I suspect that most people have a morning ritual that helps them get moving into the new day. Mine is constructed around the Daily Office, but it’s evolved over the years in ways that may need adjustment.
To begin with, I’m not someone who wakes up full of energy, eager to get going. The long slow grumpy walk to the kitchen for the first cup of coffee is about all I can handle. Conversation with anyone else is not an option. Then I need to get my brain working enough to focus on the daily readings, so I start with the weather report, any breaking family or fire department news on Facebook, and a couple of comics. Another half cup of coffee, and it’s time for prayer.
For many years I read the full office, and a day felt out of kilter if I that didn’t happen. Expediency during travel led to reading only the lessons followed by extemporaneous conversation with God, and that led to being expedient most every day. It’s a lazy way to do things, so I’ve been trying to get back into the habit of the full office. It helps that it is available on line. So what’s so important about the office? Why not a more informal extemporaneous time of prayer? Isn’t the dreadful custom Episcopalians have of praying out of the book less authentic and terribly stilted.
At least for me, I’ve found that extemporaneous prayer is not that extemporaneous. It tends to be fall into a boring rut that consists mostly of requests for God’s blessing on my family and the list of ailing friends I keep in my head (a very poor repository), with an occasional aside to ask a question that seldom gets fully asked because I have the attention span of a dog in a park full of squirrels. The office imposes discipline that leads, or should lead, to a deeper conversation with God, including the silence needed to hear what God might be saying. Moreover, the collects point in different directions each day, and that helps to keep me from getting in a rut. So I’m working on getting back into the office habit. Still, there are some other tweaks to be made.

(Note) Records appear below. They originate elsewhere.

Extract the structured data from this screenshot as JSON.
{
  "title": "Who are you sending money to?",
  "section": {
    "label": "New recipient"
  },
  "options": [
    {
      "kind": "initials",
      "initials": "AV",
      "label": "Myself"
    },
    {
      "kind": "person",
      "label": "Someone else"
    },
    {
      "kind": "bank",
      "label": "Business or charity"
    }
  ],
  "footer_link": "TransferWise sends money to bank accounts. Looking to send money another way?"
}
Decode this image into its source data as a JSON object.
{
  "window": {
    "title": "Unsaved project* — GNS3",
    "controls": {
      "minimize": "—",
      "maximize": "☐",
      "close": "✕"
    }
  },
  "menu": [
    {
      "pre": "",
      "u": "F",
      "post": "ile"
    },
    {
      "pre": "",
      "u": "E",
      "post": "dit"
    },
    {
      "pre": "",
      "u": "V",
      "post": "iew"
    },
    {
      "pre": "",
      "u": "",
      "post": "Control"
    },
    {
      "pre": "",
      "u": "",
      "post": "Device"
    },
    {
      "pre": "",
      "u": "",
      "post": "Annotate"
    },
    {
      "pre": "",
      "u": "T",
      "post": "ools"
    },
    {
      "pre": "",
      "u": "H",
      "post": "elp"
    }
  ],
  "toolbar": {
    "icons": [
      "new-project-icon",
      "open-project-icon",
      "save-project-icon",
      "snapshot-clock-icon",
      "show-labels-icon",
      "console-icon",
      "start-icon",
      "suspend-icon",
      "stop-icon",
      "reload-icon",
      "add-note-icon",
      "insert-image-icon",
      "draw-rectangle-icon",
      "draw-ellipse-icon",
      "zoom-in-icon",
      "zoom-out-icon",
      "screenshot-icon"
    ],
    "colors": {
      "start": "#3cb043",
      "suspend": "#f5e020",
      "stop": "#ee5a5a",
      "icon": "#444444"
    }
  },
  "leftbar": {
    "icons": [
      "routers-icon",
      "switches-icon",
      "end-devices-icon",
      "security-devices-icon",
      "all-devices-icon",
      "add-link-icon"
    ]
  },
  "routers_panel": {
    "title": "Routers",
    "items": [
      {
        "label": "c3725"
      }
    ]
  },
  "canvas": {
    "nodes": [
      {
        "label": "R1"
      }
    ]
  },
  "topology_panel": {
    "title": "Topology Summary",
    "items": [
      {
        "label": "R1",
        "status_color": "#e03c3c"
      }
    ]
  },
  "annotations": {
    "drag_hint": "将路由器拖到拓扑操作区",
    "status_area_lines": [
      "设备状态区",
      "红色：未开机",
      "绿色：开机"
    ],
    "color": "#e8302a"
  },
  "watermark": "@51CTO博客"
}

An acquaintance of mine once complained that reading the newspaper before saying the office was a big mistake, because he found the news raised his anxieties and incited angry feelings (righteous, of course) that got in the way of prayer. He was determined to get prayer first and the news second. Not a bad idea; I think I could do without spending so much time doing my version of the same thing. I need to get my brain working, but maybe a quick glance at the weather is enough. We shall see. As for some of my Adventist friends who have suggested giving up coffee – forget it!